Technically, the IRS has three years after the filing deadline to start an inquiry for a specific year. However, some exceptions may extend their reach to six years or even longer.
While audits aren’t necessarily common—only about 1% of returns are audited each year—keeping your finances organized is a way to reduce the stress and ensure that if it does happen, you’re prepared.
How Far Back Can the IRS Go?
While the legal assessment statute on taxes is three years, the rule states that the audit must be completed within a three-year window. Audit agents must open and close the audit within 26 months so the case can be completed by the three-year mark.
All things considered, if you have not received notice about an audit within two years, you probably have nothing to worry about unless there is something particularly egregious on your return.
Field audits are conducted at your place of business. They are more comprehensive types of audits and may start later than most typical audits. Still, they can only go back three years unless specific concerns arise.
In cases where the IRS suspects large income underreporting, they can go much further back.
· Gross misrepresentation of income: six years. If you failed to report 25% or more of your gross income, the IRS could audit you going back six years. You could argue that the omission was due to an honest mistake or that the amount was not income, but if the IRS deems the omission fraudulent, they have the authority to go back unlimited years. The six-year statute does not apply to overstatement of deductions.

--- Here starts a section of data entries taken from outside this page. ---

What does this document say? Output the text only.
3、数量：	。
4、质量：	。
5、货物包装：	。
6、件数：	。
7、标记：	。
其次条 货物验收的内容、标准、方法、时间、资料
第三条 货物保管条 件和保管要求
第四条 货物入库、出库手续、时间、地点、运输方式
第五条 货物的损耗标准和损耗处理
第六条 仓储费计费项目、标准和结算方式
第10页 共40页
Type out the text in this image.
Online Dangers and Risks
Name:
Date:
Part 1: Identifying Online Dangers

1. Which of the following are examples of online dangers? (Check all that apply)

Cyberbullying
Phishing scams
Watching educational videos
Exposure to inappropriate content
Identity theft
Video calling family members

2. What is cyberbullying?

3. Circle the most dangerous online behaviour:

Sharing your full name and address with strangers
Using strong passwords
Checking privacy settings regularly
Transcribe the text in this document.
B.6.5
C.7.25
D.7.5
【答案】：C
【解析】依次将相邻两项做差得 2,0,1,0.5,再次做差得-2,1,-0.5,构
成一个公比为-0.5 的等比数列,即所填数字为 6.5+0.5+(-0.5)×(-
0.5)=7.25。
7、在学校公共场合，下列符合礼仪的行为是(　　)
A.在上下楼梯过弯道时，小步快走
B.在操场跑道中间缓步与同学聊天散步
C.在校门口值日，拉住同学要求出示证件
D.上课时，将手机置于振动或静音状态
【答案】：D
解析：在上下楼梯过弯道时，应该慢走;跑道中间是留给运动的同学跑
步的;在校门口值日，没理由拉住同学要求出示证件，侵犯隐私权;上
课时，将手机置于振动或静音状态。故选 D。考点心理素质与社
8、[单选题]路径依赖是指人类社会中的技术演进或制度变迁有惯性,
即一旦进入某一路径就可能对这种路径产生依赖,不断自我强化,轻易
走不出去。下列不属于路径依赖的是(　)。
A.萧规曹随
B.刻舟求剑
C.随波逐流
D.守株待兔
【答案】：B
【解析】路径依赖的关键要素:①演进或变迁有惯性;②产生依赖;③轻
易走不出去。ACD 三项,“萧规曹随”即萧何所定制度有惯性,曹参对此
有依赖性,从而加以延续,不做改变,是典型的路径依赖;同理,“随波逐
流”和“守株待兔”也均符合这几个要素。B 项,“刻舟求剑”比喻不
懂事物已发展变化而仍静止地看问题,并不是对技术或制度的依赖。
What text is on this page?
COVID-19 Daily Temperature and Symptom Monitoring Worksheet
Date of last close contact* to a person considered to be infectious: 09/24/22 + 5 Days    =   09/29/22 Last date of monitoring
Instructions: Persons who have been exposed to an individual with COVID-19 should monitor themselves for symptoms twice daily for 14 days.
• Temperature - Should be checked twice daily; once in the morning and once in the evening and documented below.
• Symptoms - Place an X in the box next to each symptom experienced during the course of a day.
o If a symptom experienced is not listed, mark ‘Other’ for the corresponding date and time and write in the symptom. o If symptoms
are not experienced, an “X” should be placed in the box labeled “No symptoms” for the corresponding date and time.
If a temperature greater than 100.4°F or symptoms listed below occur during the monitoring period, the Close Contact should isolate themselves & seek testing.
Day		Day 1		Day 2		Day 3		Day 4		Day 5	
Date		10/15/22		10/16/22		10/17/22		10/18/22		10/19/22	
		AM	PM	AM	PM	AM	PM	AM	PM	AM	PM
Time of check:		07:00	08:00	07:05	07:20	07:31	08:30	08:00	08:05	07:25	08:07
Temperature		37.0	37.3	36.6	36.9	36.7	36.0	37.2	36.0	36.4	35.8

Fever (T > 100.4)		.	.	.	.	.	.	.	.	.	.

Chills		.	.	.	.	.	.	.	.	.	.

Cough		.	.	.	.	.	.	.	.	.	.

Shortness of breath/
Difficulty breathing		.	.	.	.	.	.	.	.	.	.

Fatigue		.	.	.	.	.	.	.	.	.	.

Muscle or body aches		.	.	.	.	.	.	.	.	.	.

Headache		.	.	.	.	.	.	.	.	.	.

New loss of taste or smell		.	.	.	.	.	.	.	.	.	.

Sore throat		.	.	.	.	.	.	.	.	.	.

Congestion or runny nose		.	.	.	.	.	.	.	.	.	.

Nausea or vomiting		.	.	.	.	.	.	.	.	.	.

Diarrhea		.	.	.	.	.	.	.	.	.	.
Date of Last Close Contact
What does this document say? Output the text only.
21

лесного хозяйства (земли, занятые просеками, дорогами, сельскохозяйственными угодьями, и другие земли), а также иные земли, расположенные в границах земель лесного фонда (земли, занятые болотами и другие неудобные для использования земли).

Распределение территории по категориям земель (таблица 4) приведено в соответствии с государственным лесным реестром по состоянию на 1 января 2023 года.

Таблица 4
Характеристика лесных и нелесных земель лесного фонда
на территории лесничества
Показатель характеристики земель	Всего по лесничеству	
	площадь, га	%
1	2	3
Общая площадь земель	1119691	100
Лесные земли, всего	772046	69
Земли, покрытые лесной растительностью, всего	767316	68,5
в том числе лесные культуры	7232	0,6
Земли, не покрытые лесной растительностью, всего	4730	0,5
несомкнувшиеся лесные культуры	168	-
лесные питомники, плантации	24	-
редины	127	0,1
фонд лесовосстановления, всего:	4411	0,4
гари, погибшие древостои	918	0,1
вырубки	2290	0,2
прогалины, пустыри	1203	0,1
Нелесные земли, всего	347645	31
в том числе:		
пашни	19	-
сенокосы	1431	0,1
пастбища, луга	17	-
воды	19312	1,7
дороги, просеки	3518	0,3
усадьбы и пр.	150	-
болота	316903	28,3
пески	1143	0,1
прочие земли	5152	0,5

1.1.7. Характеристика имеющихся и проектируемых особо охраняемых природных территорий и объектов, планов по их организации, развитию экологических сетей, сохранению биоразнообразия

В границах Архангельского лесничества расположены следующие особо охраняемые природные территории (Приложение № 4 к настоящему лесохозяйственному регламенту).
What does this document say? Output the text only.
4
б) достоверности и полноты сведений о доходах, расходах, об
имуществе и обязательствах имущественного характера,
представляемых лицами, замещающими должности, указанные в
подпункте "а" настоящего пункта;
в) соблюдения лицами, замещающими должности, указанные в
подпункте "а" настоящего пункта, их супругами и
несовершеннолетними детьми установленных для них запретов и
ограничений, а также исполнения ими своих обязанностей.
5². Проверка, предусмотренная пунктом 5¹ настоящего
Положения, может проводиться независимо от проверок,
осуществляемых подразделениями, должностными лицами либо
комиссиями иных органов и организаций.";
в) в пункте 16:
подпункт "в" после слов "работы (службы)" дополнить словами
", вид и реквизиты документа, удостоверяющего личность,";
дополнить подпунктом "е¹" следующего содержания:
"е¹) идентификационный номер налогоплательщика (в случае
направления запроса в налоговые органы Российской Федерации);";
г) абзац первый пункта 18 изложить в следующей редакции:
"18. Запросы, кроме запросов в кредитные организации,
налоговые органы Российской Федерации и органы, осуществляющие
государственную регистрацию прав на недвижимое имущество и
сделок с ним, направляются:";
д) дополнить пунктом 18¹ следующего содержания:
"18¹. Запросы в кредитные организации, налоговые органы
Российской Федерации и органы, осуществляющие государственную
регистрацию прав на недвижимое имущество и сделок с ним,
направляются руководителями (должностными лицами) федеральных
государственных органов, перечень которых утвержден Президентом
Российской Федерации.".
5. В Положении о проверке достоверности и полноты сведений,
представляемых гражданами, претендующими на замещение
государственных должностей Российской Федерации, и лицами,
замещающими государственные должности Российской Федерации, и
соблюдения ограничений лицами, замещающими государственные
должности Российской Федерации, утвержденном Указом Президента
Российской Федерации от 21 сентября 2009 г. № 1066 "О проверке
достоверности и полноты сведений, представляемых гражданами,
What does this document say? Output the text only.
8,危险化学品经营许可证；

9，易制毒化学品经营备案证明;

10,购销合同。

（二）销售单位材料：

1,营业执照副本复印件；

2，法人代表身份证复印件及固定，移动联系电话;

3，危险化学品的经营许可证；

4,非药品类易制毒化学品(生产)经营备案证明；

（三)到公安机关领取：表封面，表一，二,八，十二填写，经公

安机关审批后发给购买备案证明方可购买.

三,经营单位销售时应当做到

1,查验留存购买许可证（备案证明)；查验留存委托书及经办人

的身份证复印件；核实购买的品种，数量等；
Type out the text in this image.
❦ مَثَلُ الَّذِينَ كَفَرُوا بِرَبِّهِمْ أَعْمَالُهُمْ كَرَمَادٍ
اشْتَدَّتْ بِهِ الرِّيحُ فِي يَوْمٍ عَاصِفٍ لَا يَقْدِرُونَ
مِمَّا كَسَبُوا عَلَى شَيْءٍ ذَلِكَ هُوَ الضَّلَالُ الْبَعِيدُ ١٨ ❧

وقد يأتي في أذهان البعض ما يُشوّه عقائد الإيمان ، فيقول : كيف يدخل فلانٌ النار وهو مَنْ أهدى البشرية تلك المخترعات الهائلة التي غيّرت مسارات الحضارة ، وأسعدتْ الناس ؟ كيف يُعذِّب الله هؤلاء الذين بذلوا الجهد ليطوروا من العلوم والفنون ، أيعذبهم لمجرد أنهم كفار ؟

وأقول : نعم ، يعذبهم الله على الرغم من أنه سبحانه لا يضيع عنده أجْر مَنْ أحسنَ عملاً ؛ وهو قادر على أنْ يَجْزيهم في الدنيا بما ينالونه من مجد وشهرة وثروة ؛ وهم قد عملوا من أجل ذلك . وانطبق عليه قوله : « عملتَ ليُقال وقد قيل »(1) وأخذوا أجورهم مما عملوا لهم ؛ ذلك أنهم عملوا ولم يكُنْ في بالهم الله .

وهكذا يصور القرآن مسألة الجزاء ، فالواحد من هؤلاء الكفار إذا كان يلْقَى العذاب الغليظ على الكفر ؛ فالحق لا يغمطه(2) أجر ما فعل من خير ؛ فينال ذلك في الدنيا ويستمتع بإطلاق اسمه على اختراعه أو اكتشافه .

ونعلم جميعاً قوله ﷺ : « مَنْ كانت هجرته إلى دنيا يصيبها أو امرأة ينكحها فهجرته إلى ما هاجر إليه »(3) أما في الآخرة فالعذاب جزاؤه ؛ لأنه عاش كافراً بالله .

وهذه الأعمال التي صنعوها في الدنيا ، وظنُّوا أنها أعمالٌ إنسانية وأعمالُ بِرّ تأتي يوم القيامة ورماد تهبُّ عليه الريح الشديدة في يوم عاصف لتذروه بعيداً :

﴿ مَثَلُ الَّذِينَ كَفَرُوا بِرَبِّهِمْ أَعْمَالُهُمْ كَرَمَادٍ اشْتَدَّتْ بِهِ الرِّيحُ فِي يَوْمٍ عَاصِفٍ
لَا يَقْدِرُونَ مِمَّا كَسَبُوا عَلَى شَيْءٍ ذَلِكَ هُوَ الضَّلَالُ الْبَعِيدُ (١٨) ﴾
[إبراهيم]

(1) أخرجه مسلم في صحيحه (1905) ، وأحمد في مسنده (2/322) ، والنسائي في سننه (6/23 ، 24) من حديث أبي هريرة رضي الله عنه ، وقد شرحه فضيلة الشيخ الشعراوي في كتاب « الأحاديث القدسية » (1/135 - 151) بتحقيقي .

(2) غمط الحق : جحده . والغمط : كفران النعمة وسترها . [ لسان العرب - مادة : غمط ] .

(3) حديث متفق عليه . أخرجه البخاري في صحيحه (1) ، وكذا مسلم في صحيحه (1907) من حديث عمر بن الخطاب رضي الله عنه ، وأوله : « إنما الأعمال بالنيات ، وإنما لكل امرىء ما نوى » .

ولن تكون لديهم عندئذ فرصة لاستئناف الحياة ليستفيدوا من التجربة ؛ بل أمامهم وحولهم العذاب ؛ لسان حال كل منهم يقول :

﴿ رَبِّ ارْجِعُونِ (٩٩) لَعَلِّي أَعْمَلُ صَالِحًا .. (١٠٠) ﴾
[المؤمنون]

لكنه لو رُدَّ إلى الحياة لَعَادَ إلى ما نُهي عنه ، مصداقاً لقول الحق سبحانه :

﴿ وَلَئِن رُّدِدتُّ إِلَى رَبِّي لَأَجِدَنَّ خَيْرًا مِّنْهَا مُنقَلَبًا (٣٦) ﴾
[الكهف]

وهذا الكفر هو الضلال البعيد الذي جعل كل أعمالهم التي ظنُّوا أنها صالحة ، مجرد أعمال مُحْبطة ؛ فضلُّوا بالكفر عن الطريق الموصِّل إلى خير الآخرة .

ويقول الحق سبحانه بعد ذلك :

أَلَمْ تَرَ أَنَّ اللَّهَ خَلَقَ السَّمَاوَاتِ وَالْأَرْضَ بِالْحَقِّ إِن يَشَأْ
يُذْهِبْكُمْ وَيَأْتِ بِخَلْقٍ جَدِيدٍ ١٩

· Basis overstatements: six years. Misrepresenting basis is not the same as not reporting income. An example might be if you sold your business property for $5 million and claimed a basis (what you invested in the property) of $2 million when it was $1 million. That would indicate that you paid capital gains taxes on $3 million when it should have been $2 million.
· Foreign income, assets, etc.: six years. If you fail to report more than $5000 of foreign income, the six-year statute kicks in. There are lots of complexities around foreign accounts, but suffice it to say the IRS is still actively going after offshore assets and income. You must use Form 8938 to report such income and accounts. Failure to file means the limitations clock never starts—which may result in a lengthy, costly, painful process.
· Failure to file IRS Form 5471: no time limits. Form 5471 must be filed if you own or partially own a foreign corporation. Penalties for not filing are $10,000 per form, and additional penalties can be levied for filing late, even if you owe no taxes. To put it succinctly, if you need to file Form 5471 and do not, your tax return will stay open for audit, overriding the three or six-year statute. If you own as little as 10% interest in a foreign corporation, you must file this form or face the consequences. Speak to your CPA to find out if this applies to you.
· No return or fraudulent return: no time limits. There is no time limit if you never file a return or if the IRS can prove a return is fraudulent. Even if you think you filed but did not sign your return, the IRS considers that invalid. Hence, the three-year clock never starts to run, and an audit can occur anytime.
Other Scenarios Where a Statute Applies
Anyone filing a tax return must also abide by the three-year limitation. For example, you have three years to amend a return. And while you might think that this would trigger the three-year clock starting anew, it doesn’t always. If your amended return does not show an increase in tax owed, it will not trigger an extension.
Failure to file taxes could mean you won’t be able to collect the returns you are owed. For example, if you paid quarterly estimated taxes for five years but never filed, it’s possible that you may have overpaid. However, you won’t be able to get those payments back unless you file. You have two years—not three—to collect these overpayments, so it’s in your best interests to file.
Sometimes, the IRS will request an extension to complete the audit. While you might be tempted to refuse, it’s not a good idea. If you do, the IRS may assess additional taxes without adequately reviewing your file. If you receive such a request, speak to a qualified tax advisor immediately.
How to Avoid IRS Audits
You may be unable to avoid an audit forever, but you can be ready for it. A little preparation now will almost certainly help you avoid a lot of trouble in the future.
Here are a few tips to get you on the right side of the IRS audit machine:
1. Keep great records. Statute extensions can be mitigated with good record-keeping. Know precisely when you filed your return so you can keep an eye on the three-year audit window. In many cases, the quality of your records can mean all the difference. Be ready to prove your deductions if they come into question. Keep receipts, calendar entries, boarding passes, previous returns, and all relevant backup for at least three years.
2. Record every transaction and maintain details of all expenses. Using accounting software automates many of these processes; all you’ll have to do is check them periodically to ensure they are correct.
3. Don’t claim a loss in multiple years. You can expect to hear from the IRS if you have claimed a business loss in more than three out of five years.
4. Excessive deductions will almost always trigger an audit. The IRS knows what is usual and customary in your industry, and exceeding that by a significant margin is a surefire red flag.